Merhabalar pek muhterem okuyucularım. Bu ay size Enderunlu Vasıf dedenizden bahsedeceğim. Dedeniz 18. yüzyılın sonlarında ve 19. yüzyılın başlarında yaşamış. Zor devirler o devirler… Devlet-i aliyyenin can çekiştiği demler… O demlerden itibaren klasik şiirimizi “ağdalı, süslü, saray dili” diye adlandırmalar; şiiri tekke şiiri, divan şiiri, halk şiiri vs. diye ayırmalar başlamış. Bir beğenememişiz kökümüzü… Batıya açılan kapılardan gireceğiz derken özümüzden -ne hikmetse- utanmışız.
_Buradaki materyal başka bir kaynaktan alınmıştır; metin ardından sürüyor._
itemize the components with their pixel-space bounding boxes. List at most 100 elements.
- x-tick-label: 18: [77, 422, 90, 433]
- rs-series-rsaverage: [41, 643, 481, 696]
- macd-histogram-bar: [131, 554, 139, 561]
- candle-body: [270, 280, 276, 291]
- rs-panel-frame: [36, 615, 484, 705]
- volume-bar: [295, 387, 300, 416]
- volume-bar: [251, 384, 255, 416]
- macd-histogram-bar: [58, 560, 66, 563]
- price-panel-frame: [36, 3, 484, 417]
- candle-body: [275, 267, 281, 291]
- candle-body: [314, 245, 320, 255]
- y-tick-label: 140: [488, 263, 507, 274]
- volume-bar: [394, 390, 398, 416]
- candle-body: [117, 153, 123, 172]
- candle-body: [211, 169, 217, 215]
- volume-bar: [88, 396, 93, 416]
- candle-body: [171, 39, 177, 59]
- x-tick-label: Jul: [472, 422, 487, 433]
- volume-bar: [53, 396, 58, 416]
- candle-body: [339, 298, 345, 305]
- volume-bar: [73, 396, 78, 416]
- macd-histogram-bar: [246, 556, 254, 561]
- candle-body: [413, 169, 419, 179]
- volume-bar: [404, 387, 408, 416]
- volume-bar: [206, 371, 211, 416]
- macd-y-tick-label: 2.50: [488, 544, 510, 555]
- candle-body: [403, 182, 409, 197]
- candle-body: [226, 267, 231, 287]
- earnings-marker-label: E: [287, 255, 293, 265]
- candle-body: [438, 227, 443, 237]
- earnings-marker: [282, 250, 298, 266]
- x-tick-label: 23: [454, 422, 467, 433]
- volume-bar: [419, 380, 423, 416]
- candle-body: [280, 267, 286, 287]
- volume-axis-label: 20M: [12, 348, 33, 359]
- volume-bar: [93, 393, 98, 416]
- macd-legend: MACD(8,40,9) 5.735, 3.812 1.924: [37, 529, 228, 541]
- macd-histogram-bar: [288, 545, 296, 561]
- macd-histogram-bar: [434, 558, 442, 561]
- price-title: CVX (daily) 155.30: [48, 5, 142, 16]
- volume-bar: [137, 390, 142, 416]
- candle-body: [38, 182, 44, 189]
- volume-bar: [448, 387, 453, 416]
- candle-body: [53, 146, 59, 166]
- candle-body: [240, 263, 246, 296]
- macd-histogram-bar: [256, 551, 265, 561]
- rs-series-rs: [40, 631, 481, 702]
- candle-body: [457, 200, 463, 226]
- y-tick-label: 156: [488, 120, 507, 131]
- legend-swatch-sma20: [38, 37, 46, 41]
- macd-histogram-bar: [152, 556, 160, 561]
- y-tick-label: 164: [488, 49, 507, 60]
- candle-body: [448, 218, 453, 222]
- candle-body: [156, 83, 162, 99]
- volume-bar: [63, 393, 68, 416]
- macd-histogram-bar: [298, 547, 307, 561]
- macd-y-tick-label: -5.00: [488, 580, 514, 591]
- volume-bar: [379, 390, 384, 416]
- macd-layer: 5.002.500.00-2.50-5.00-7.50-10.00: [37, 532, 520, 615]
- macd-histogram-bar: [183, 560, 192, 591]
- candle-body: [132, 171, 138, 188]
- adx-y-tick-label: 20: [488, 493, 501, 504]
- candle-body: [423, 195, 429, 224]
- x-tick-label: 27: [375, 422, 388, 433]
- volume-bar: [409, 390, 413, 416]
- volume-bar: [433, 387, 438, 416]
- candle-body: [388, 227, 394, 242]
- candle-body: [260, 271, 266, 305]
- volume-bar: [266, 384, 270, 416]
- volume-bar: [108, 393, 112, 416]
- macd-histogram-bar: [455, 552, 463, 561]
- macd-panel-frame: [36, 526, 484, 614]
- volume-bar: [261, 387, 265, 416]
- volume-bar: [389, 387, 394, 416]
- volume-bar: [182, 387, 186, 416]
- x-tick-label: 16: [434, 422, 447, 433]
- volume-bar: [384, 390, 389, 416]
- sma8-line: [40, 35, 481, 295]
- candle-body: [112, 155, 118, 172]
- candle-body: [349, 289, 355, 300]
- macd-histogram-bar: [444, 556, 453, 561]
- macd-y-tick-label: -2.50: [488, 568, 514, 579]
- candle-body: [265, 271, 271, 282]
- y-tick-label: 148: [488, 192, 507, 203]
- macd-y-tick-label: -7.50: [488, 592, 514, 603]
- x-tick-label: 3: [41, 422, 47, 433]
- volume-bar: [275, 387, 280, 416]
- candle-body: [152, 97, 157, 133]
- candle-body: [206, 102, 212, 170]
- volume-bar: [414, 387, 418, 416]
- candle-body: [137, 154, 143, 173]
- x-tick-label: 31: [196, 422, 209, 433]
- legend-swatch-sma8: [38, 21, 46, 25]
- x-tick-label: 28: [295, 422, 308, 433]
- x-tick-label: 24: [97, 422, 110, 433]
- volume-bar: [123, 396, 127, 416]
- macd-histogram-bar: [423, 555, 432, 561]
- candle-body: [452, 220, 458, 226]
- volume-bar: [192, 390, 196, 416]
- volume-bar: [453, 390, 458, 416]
Halbuki divan şairi diye addedilen Şeyh Galip dedenizin sözde “halk edebiyatı” türünde değerlendirilecek şiirleri de vardır, Nedim dedenizin de keza öyle… Hatta aşıkların (halk ozanları) sarayda istihdam edildikleri dönemler mevcuttur. Peki nerede kaldı bizim saray şiiri (divan şiiri) halk şiiri ayrımımız? Aynı sınıflandırma garabetini maalesef eserleri dini-tasavvufi, didaktik vs. diye ayıran çokça araştırmacının çalışmalarında da görürüz. Mesela tamamen tasavvufi mahiyete sahip ve temsili anlatımlar içeren “Leyla ve Mecnun” (Fuzuli) mesnevisi çoğu kaynakta “romantik aşk mesnevisi” olarak sınıflandırılmıştır, keza “Yusuf u Züleyha” mesnevileri de öyle… Mesela yine bu “sınıflandırmacı” araştırmacılarımız tarafından Nedim dedeniz sadece eğlence düşkünü bir figür olarak anılmıştır. Yazımızın konusu olan Enderunlu Vasıf dedeniz de öyle… Kaynaklarda “eğlence düşkünü” vb. sıfatlarla tanınır. Ben size dedenizin yazmış olduğu bir şiiri yazıvereyim de dedeniz nasıl biriymiş, kararı siz verin. Buyrun aşk ile:
Ben göz açmam habdan bidardır gönlümdeki Gerçi ben mestem veli huşyardır gönlümdeki (Ben gafletten gözümü açamıyorum ama gönlümdeki uyanıktır. Gerçi ben sarhoşum -ilahi aşkla- ama gönlümdeki ayıktır.) Nar-ı duzahdan bu ateşle ne bakim var benim Aşk derler bir söyünmez nardır gönlümdeki (Ben cehennem ateşinden neden korkayım, zaten benim gönlümde aşk denen sönmez bir ateş var.) Himmet-i piran ile sürdüm çıkardım gayrı hep Yalınız nakş-ı hayal-i yardır gönlümdeki (Evliyaların himmetiyle gönlümden masivayı sürdüm çıkardım, gönlümde sadece yarin hayalinin nakışı kaldı.) Cümleten alemde kat’-ı arzu etdim fakat Arzu-yı rü’yet-i didardır gönlümdeki (Dünyaya meyli kestim, gönlümde sadece yarin cemalini görme arzusu kaldı.) Etdim ikrar alem-i ervahda ruz-ı ezel Şimdi el-an dahi ol ikrardır gönlümdeki (Şu an gönlümdeki ikrar, ezel günü ruhlar aleminde verdiğim ikrardır.) Sübha ber-dest-i nedamet her nefes sad germ ile Hakka isyanımdan istigfardır gönlümdeki (Pişmanlık elinin tespihiyle her nefes alış verişimde yüz utançla çektiğim Hakk’a isyanım için istiğfardır.) Künc-i halvet-hane-i merdan-veş gam u seher Hay u huy-ı na’ra-i ezkardır gönlümdeki (Dervişlerin halvet köşesi gibi gönlümde de sabah akşam zikr “hay u huy”ları vardır.) Dag-ı sinemden ne mümkin Vasıf olsun aşikar Nokta-i mevhume-i esrardır gönlümdeki (Ey Vasıf, gönlümdeki, sinemdeki yanıklardan dolayı görünmesi mümkün olmayan sırların hayali bir noktasıdır-süveyda noktası.)